Le precisazioni emanate dal dicastero fanno seguito alle domande da parte della Camera di commercio di Lecce circa le modalità, ai fini dell’iscrizione nel registro imprese, dell’accertamento delle cause di scioglimento delle srl e alla contemporanea nomina dei liquidatori qualora le relative deliberazioni vengano adottate non ricorrendo all’assistenza del notaio.
Recependo i vari contributi che si sono occupati della questione (studio del Consiglio nazionale del Notariato n. 186/2011, circolare Irdcec n. 11/2011, massima del Consiglio del Notariato del Triveneto numero J.A.4) e in linea generale, il documento conferma la possibilità di deliberare sulla nomina degli organi preposti alla liquidazione senza l’assistenza del notaio, purché l’intenzione dei soci non modifichi l’atto costitutivo societario e non conferisca poteri diversi a quanto previsto dalle norme civilistiche.
Analizzando le cause di scioglimento viene chiarito, innanzitutto, come l’accertamento delle stesse deve passare attraverso un’attenta analisi delle singole origini che possono determinare la messa in liquidazione.
Ad esempio, lo scioglimento per il conseguimento dell’oggetto sociale o per la sopravvenuta impossibilità di conseguirlo dovrà necessariamente essere constatato sulla base di elementi oggettivamente riscontrabili e non con mere dichiarazioni stereotipate. Così come, l’inattività assembleare dovrà essere tale da impedire l’ordinaria vita societaria.
Nella delicata ipotesi di perdite rilevanti lo scioglimento opererà automaticamente a meno che la società non rimuova la causa coprendo la perdita o trasformandosi. Nell’eventualità di scioglimento a seguito del recesso del socio dovrà essere fornita la prova dell’impossibilità di procedere alla liquidazione della quota.
Pertanto, secondo il documento di prassi, l’accertamento delle cause di scioglimento e le relative delibere conseguenti, indispensabili per l’iscrizione presso il registro imprese della messa in liquidazione della società, possono essere attestate, a precise condizioni, anche senza la forma dell’atto pubblico.

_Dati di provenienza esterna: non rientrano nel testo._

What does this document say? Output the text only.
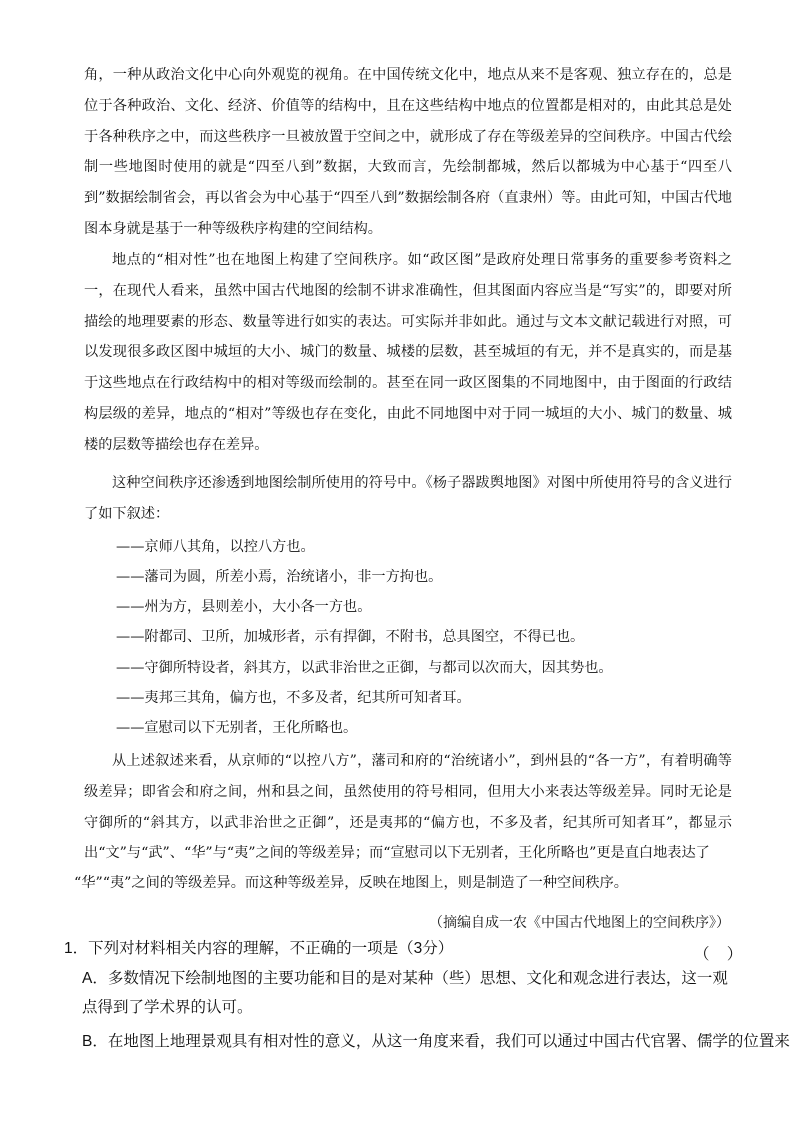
角，一种从政治文化中心向外观览的视角。在中国传统文化中，地点从来不是客观、独立存在的，总是位于各种政治、文化、经济、价值等的结构中，且在这些结构中地点的位置都是相对的，由此其总是处于各种秩序之中，而这些秩序一旦被放置于空间之中，就形成了存在等级差异的空间秩序。中国古代绘制一些地图时使用的就是“四至八到”数据，大致而言，先绘制都城，然后以都城为中心基于“四至八到”数据绘制省会，再以省会为中心基于“四至八到”数据绘制各府（直隶州）等。由此可知，中国古代地图本身就是基于一种等级秩序构建的空间结构。

地点的“相对性”也在地图上构建了空间秩序。如“政区图”是政府处理日常事务的重要参考资料之一，在现代人看来，虽然中国古代地图的绘制不讲求准确性，但其图面内容应当是“写实”的，即要对所描绘的地理要素的形态、数量等进行如实的表达。可实际并非如此。通过与文本文献记载进行对照，可以发现很多政区图中城垣的大小、城门的数量、城楼的层数，甚至城垣的有无，并不是真实的，而是基于这些地点在行政结构中的相对等级而绘制的。甚至在同一政区图集的不同地图中，由于图面的行政结构层级的差异，地点的“相对”等级也存在变化，由此不同地图中对于同一城垣的大小、城门的数量、城楼的层数等描绘也存在差异。

这种空间秩序还渗透到地图绘制所使用的符号中。《杨子器跋舆地图》对图中所使用符号的含义进行了如下叙述：

——京师八其角，以控八方也。
——藩司为圆，所差小焉，治统诸小，非一方拘也。
——州为方，县则差小，大小各一方也。
——附都司、卫所，加城形者，示有捍御，不附书，总具图空，不得已也。
——守御所特设者，斜其方，以武非治世之正御，与都司以次而大，因其势也。
——夷邦三其角，偏方也，不多及者，纪其所可知者耳。
——宣慰司以下无别者，王化所略也。

从上述叙述来看，从京师的“以控八方”，藩司和府的“治统诸小”，到州县的“各一方”，有着明确等级差异；即省会和府之间，州和县之间，虽然使用的符号相同，但用大小来表达等级差异。同时无论是守御所的“斜其方，以武非治世之正御”，还是夷邦的“偏方也，不多及者，纪其所可知者耳”，都显示出“文”与“武”、“华”与“夷”之间的等级差异；而“宣慰司以下无别者，王化所略也”更是直白地表达了

“华”“夷”之间的等级差异。而这种等级差异，反映在地图上，则是制造了一种空间秩序。

（摘编自成一农《中国古代地图上的空间秩序》）
1．下列对材料相关内容的理解，不正确的一项是（3分）	（    ）
A．多数情况下绘制地图的主要功能和目的是对某种（些）思想、文化和观念进行表达，这一观点得到了学术界的认可。
B．在地图上地理景观具有相对性的意义，从这一角度来看，我们可以通过中国古代官署、儒学的位置来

È necessario, a tal fine, allegare tutti i documenti e le delibere propedeutici alla dichiarazione con cui viene verificata la causa di scioglimento; inoltre occorre che i documenti siano firmati da tutti gli obbligati anche digitalmente e, infine, che l’atto presentato è in correlazione con le cause di scioglimento per cui si chiede l’iscrizione.
Tuttavia, rimane fermo l’intervento del notaio nell’ipotesi in cui alla nomina dei liquidatori si provvede successivamente e si modificano i poteri rispetto a quelli previsti statutariamente, oppure, quando i soci decidono deliberatamente di sciogliere la società.